The comments come after automotive interiors maker Grammer warned that the growing influence of Bosnia's Hastor family, which owns Prevent and has a more than 20 percent stake in Grammer, has led carmakers to pare back business with the German company.
“Reports about a takeover or a transfer of business to other locations are pure speculation. We do not aim to launch a takeover,” Becker, who heads up Prevent DEV, told the paper's Wednesday edition.
Prevent has demanded it get seats on Grammer's supervisory board as a way to tighten its grip on the German company. Prevent has declined to detail its plans for Grammer, but demanded that Grammer raise the level of profitability.
“Thanks to our experience in the automotive area we are a different investor than a bank or an investment fund. We demand more because we understand more about the business,” the paper quoted Becker as saying.
Grammer's management has said that order intake has halved since the Hastor family increased its influence, without elaborating further.
Becker also said Prevent wants to increase its business with Volkswagen. A dispute between the Hastors and Volkswagen escalated last year, resulting in stoppages at VW's Golf assembly line.

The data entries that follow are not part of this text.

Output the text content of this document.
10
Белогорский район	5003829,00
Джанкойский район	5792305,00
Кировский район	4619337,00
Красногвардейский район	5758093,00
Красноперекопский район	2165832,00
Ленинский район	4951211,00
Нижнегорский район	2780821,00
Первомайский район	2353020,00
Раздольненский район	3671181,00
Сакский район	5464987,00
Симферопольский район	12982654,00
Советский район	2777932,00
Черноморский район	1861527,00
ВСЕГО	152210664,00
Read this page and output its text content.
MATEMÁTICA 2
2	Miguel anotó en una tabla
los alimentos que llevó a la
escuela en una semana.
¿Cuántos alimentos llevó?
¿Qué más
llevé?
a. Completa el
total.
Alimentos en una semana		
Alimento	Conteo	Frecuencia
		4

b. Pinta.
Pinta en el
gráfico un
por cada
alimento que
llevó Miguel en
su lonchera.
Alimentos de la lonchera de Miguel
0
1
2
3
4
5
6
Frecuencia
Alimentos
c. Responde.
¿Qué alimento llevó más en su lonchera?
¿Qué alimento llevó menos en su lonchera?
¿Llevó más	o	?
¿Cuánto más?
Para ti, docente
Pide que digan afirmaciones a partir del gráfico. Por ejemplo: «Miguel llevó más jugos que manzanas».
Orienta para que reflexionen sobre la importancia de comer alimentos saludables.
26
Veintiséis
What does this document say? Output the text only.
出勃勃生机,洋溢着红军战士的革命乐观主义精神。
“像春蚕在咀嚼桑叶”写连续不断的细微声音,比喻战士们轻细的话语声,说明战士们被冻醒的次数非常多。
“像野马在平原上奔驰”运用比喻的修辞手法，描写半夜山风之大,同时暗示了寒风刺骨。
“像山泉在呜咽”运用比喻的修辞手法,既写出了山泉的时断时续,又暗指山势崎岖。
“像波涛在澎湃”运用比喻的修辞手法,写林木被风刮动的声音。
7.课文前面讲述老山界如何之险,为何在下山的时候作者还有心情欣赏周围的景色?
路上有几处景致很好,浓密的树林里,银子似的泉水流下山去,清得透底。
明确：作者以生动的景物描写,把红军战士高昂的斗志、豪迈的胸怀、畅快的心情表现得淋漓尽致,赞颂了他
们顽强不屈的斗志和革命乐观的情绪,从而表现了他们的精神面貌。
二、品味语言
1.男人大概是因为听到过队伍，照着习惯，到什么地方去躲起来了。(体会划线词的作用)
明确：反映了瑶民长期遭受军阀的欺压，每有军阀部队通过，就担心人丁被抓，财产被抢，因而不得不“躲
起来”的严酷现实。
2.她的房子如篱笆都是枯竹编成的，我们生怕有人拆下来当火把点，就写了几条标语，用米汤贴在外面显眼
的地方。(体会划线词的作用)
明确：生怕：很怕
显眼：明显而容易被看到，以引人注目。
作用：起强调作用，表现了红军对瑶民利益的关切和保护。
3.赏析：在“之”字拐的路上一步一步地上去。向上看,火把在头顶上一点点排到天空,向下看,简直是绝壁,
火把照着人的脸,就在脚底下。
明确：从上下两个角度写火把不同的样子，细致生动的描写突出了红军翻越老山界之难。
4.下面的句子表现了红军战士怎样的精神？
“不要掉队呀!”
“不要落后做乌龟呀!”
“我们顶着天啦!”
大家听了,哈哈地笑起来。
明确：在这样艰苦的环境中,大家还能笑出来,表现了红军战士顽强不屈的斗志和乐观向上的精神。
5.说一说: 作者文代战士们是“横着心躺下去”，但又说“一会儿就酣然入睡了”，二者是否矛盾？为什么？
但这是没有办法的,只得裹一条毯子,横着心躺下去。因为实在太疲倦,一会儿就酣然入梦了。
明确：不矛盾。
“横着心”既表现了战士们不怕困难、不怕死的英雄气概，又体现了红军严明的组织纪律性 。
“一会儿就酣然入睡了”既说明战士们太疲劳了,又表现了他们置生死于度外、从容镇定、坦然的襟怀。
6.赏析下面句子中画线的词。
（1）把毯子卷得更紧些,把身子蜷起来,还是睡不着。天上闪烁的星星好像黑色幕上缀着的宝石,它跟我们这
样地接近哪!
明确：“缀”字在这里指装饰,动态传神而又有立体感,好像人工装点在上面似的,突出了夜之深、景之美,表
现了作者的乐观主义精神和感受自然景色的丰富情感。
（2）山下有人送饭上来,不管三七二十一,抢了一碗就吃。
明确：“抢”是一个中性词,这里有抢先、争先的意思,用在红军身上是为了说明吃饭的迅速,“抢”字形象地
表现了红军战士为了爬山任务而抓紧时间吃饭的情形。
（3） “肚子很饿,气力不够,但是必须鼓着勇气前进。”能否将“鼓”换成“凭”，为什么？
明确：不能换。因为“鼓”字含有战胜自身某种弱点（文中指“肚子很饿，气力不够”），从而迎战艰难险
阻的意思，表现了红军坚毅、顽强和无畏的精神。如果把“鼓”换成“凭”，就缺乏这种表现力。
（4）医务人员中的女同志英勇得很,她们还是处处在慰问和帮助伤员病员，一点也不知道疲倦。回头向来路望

“Just as VW expects this from us, we too expect contractual reliability,” Becker told the paper.
In a separate interview in Handelsblatt, Grammer's Chief Executive Hartmut Mueller said the Bosnian investor group has not explained its motives for demanding seats on the supervisory board, and has made any dialogue conditional on an extraordinary shareholder's meeting being called first.
Grammer has declined to call such a meeting and has instead sought to bring in a white knight investor, China's Ningbo Jifeng, to dilute the Hastor family's influence.
Mueller said Grammer was continuing its efforts to improve profitability. Grammer aims to raise its earnings before interest and tax (EBIT) margin to 5 percent in 2017, from about 4.3 percent currently.